REPUBLIKA.CO.ID, JAKARTA -- Ketua Komisi Pemberantasan Korupsi (KPK) Agus Rahardjo mengatakan kemungkinan ada penambahan tersangka baru pada tahun ini soal perkara tindak pidana korupsi pengadaan paket KTP berbasis nomor induk kependudukan secara nasional (KTP-Elektronik).
"Bisa jadi, berkali-kali saya katakan kalau kerugian negaranya Rp 2,3 triliun saya kok ragu kalau yang bertanggung jawab (menjadi tersangka) hanya dua orang," kata Agus seusai menghadiri Rapat Dengar Pendapat (RDP) dengan Komisi III DPR di Gedung DPR, Jakarta, Rabu (18/1).
Menurut Agus, perkara tindak pidana korupsi KTP-El tersebut melibatkan suatu jaringan dan dilakukan oleh orang banyak. Sementara soal pemanggilan Ketua DPR Setya Novanto oleh KPK beberapa waktu lalu, Agus mengatakan belum mendapat laporan terakhir setelah pemeriksaan Novanto itu.
"Saya belum dapat laporan terakhir. Kalau ada perkembangan, penyidik pasti melaporkan," ucap Agus.
Soal perkara KTP-El, KPK pada hari ini mengirimkan penyidik ke Singapura untuk mengembangkan kasus tersebut. "Ada pelakunya yang di sana, salah satu 'supplier'. Saya tidak tahu rencana penyidikan mereka karena mereka yang menjalankan.

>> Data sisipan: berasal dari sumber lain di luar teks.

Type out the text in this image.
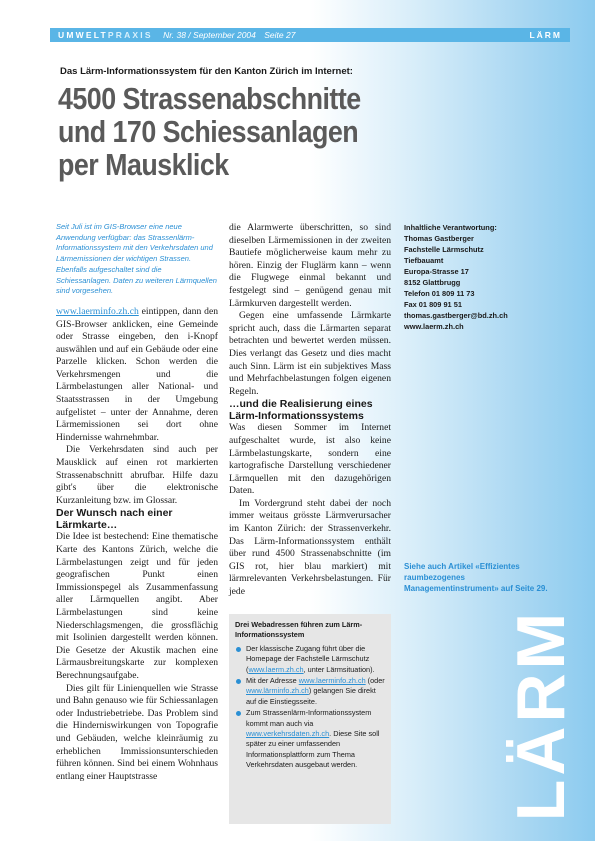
UMWELTPRAXIS Nr. 38 / September 2004 Seite 27	LÄRM
Das Lärm-Informationssystem für den Kanton Zürich im Internet:
4500 Strassenabschnitte
und 170 Schiessanlagen
per Mausklick

Seit Juli ist im GIS-Browser eine neue Anwendung verfügbar: das Strassenlärm-Informationssystem mit den Verkehrsdaten und Lärmemissionen der wichtigen Strassen. Ebenfalls aufgeschaltet sind die Schiessanlagen. Daten zu weiteren Lärmquellen sind vorgesehen.

www.laerminfo.zh.ch eintippen, dann den GIS-Browser anklicken, eine Gemeinde oder Strasse eingeben, den i-Knopf auswählen und auf ein Gebäude oder eine Parzelle klicken. Schon werden die Verkehrsmengen und die Lärmbelastungen aller National- und Staatsstrassen in der Umgebung aufgelistet – unter der Annahme, deren Lärmemissionen sei dort ohne Hindernisse wahrnehmbar.

Die Verkehrsdaten sind auch per Mausklick auf einen rot markierten Strassenabschnitt abrufbar. Hilfe dazu gibt's über die elektronische Kurzanleitung bzw. im Glossar.

Der Wunsch nach einer Lärmkarte…

Die Idee ist bestechend: Eine thematische Karte des Kantons Zürich, welche die Lärmbelastungen zeigt und für jeden geografischen Punkt einen Immissionspegel als Zusammenfassung aller Lärmquellen angibt. Aber Lärmbelastungen sind keine Niederschlagsmengen, die grossflächig mit Isolinien dargestellt werden können. Die Gesetze der Akustik machen eine Lärmausbreitungskarte zur komplexen Berechnungsaufgabe.

Dies gilt für Linienquellen wie Strasse und Bahn genauso wie für Schiessanlagen oder Industriebetriebe. Das Problem sind die Hinderniswirkungen von Topografie und Gebäuden, welche kleinräumig zu erheblichen Immissionsunterschieden führen können. Sind bei einem Wohnhaus entlang einer Hauptstrasse

die Alarmwerte überschritten, so sind dieselben Lärmemissionen in der zweiten Bautiefe möglicherweise kaum mehr zu hören. Einzig der Fluglärm kann – wenn die Flugwege einmal bekannt und festgelegt sind – genügend genau mit Lärmkurven dargestellt werden.

Gegen eine umfassende Lärmkarte spricht auch, dass die Lärmarten separat betrachten und bewertet werden müssen. Dies verlangt das Gesetz und dies macht auch Sinn. Lärm ist ein subjektives Mass und Mehrfachbelastungen folgen eigenen Regeln.

…und die Realisierung eines Lärm-Informationssystems

Was diesen Sommer im Internet aufgeschaltet wurde, ist also keine Lärmbelastungskarte, sondern eine kartografische Darstellung verschiedener Lärmquellen mit den dazugehörigen Daten.

Im Vordergrund steht dabei der noch immer weitaus grösste Lärmverursacher im Kanton Zürich: der Strassenverkehr. Das Lärm-Informationssystem enthält über rund 4500 Strassenabschnitte (im GIS rot, hier blau markiert) mit lärmrelevanten Verkehrsbelastungen. Für jede

Inhaltliche Verantwortung:
Thomas Gastberger
Fachstelle Lärmschutz
Tiefbauamt
Europa-Strasse 17
8152 Glattbrugg
Telefon 01 809 11 73
Fax 01 809 91 51
thomas.gastberger@bd.zh.ch
www.laerm.zh.ch
Siehe auch Artikel «Effizientes raumbezogenes Managementinstrument» auf Seite 29.
Drei Webadressen führen zum Lärm-Informationssystem
Der klassische Zugang führt über die Homepage der Fachstelle Lärmschutz (www.laerm.zh.ch, unter Lärmsituation).
Mit der Adresse www.laerminfo.zh.ch (oder www.lärminfo.zh.ch) gelangen Sie direkt auf die Einstiegsseite.
Zum Strassenlärm-Informationssystem kommt man auch via www.verkehrsdaten.zh.ch. Diese Site soll später zu einer umfassenden Informationsplattform zum Thema Verkehrsdaten ausgebaut werden.	LÄRM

Ya mudah-mudahan nanti ada perkembangan yang cukup signifikan lah saat mereka (penyidik) pulang dari Singapura," kata Agus.
Sebelumnya, Juru Bicara KPK Febri Diansyah menyatakan terdapat tiga kelompok besar untuk mengungkap kasus tindak pidana korupsi pengadaan paket KTP berbasis nomor induk kependudukan secara nasional (KTP-El).
"Untuk kasus KTP-El sebenarnya ada tiga kelompok besar mulai dari yang berada di sektor politik ketika pembahasan dilakukan oleh anggota DPR, kedua instansi pemerintah yang menangani proyek, salah satunya Kemendagri yang kami intens memeriksa pejabatnya dan kelompok ketiga itu swasta," kata Febri di gedung KPK, Jakarta, Kamis (12/1).
Febri menyatakan di tiga kelompok ini lah kasus KTP-El akan didalami dan dikembangkan lebih jauh. Saat ini, kata dia, penetapan tersangka masih berada di kelompok Kementerian Dalam Negeri yang menangani proyek KTP-E tersebut.
"Tentu kami terbuka mendalami peran di dua kelompok lain apakah itu proses pembahasan anggarannya atau pun pada sektor swasta baik dari pihak pemenang lelang atau pihak lain yang juga terkait perkara ini. Sebab belum tentu hanya pemenang lelang total dari indikasi kerugian negaranya karena sangat terbuka dinikmati pihak-pihak lain," ucap Febri.
Menurut Febri, sampai dengan hari ini sudah lebih dari 250 saksi yang dipanggil untuk dilakukan pemeriksaan. Sudah ada dua tersangka dalam kasus ini yaitu mantan Direktur Jenderal Kependudukan dan Catatan Sipil Kemendagri Irman dan mantan Direktur Pengelola Informasi Administrasi Kependudukan Ditjen Dukcapil Kemendagri sekaligus Pejabat Pembuat Komitmen Sugiharto.
Irman dan Sugiharto dijerat dengan Pasal 2 Ayat 1 atau Pasal 3 UU Nomor 31 Tahun 1999 sebagaimana diubah dengan UU Nomor 20 Tahun 2001 tentang Pemberantasan Tindak Pidana Korupsi jo Pasal 55 Ayat 1 ke-1 jo Pasal 64 Ayat 1 KUHP.
Irman diduga melakukan penggelembungan harga dalam perkara ini dengan kewenangan yang ia miliki sebagai Kuasa Pembuat Anggaran (KPA). Berdasarkan perhitungan Badan Pengawasan Keuangan dan Pembangunan (BPKP), kerugian negara akibat kasus korupsi KTP-El itu adalah Rp 2,3 triliun karena penggelembungan harga dari total nilai anggaran sebesar Rp 6 triliun.